El bilingüismo escolar hace mucha ilusión en España. Una palabra tan
tramposa como esa (bilingüe es el hablante nativo de dos lenguas, no el que
estudia en otras dos materias escolares) ha despertado esa ilusa fascinación
que provocan ciertos escenarios futuros (¿una Europa en la que todos hablemos
inglés?) y algunos espejismos procedentes del pasado (¿aquellos colegios
británicos, alemanes o franceses en que se educaban nuestras élites?). Así ha
crecido ese imaginario que asocia la modernización educativa de nuestros
colegios e institutos con su declaración como centros bilingües en esos
vistosos rótulos que suelen incluir la banderita del país que no quiere ser
europeo.
La ilusión bilingüe ha llevado a algunos profesores a enseñar la materia de la
que son especialistas en una lengua de la que no lo son. O a aparentarlo,
porque no parece probable que los alumnos aprendan mejor las matemáticas o las
ciencias si la comunicación en esas clases es todo el tiempo en una lengua
distinta de la que comparten con el profesor.
No está claro que el aprendizaje intencional de una lengua extranjera mejore
por usarla mientras se aprenden otros contenidos. De hecho, no se hace así en
las academias y escuelas oficiales de idiomas, ni tampoco son en inglés las
actividades extraescolares (musicales, deportivas, etc) que completan esa
educación en la sombra orientada al enriquecimiento de la que habla Mark Bray.

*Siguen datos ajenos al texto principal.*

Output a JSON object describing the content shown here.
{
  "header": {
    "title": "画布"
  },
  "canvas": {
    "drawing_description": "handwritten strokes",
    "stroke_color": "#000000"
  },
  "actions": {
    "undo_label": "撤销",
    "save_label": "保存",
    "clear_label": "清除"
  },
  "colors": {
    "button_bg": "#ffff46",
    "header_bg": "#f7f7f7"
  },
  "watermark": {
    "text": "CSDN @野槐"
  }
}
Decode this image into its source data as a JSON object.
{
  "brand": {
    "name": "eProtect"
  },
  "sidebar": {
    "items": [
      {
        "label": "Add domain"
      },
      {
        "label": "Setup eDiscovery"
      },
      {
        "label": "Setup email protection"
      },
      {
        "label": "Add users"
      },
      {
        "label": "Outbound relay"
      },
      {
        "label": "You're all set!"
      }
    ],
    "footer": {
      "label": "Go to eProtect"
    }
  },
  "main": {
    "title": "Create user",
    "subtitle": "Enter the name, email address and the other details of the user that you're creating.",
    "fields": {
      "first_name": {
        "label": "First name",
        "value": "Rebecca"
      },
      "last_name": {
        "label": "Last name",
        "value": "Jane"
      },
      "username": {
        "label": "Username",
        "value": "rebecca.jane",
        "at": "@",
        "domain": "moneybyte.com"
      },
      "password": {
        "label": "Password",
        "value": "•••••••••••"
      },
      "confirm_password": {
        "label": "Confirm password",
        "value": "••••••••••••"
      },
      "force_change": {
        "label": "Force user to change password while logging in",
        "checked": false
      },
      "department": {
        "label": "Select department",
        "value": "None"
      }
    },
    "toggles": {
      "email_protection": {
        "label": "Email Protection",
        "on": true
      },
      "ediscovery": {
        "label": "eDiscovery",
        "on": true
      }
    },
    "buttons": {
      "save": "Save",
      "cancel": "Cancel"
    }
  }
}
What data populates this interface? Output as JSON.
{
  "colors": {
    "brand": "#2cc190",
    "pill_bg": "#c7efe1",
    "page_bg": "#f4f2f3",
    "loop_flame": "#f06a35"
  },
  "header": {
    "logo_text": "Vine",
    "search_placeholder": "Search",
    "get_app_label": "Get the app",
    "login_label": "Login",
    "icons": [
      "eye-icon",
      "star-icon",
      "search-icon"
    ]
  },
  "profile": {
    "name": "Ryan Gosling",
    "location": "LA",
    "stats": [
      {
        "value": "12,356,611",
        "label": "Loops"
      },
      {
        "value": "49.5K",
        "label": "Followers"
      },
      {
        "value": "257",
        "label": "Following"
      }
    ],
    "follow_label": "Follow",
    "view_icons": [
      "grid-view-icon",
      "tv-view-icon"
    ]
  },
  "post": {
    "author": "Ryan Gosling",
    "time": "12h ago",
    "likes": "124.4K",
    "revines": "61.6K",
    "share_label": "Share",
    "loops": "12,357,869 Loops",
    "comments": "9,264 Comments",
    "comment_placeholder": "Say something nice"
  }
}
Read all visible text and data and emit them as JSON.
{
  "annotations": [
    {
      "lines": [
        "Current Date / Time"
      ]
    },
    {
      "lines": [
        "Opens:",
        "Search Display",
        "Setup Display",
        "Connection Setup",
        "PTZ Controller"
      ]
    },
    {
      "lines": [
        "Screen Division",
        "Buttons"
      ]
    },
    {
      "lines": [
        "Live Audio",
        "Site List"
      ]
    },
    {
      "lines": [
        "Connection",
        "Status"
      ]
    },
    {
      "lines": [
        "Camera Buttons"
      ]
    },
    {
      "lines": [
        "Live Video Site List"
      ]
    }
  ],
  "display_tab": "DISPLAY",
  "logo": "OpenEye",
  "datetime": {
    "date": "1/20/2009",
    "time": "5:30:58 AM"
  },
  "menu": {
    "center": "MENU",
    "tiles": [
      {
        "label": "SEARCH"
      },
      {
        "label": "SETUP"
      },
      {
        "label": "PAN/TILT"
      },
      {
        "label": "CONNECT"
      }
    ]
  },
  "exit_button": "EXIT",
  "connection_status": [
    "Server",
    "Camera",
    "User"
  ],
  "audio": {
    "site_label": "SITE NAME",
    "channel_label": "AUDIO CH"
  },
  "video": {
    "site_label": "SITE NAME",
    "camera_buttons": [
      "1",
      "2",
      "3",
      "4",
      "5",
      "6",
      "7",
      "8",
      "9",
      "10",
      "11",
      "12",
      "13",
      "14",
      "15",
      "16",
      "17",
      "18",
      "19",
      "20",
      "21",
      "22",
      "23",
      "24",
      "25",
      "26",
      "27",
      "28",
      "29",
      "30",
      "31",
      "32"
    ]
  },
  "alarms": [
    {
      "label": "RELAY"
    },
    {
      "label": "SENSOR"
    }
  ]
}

Obviamente, a nadie se le ocurriría que fuera en inglés la otra educación en la
sombra, la del refuerzo en las clases particulares.
Pero en el aula están todos. Los alumnos con notables competencias y los que
tienen más dificultades. O quizá no. Porque precisamente un efecto secundario
(o no tan secundario) de la ilusión bilingüe es la segregación escolar. La
separación entre quienes participan en ese experimento y quienes se quedan en
otras aulas. Sobra decir que, además de otros beneficios, los profesores
comprometidos con él no suelen tener en las suyas a ese otro alumnado.
En todo caso, la ilusión bilingüe no es solo escolar. Especialmente entre los
más jóvenes, parece extenderse cierto complejo por que nuestro idioma no sea el
inglés. Así, los nombres de los nuevos negocios, las expresiones con las que se
publicita casi todo, los eventos resultones y muchas otras cosas (también las
muy locales) están dejando de escribirse y pronunciarse en español para hacerlo
en inglés. Algo que resulta especialmente patético en el país en que nació la
lengua europea con más hablantes nativos en el mundo y la segunda, tras el
chino, con más hablantes nativos en todo el planeta.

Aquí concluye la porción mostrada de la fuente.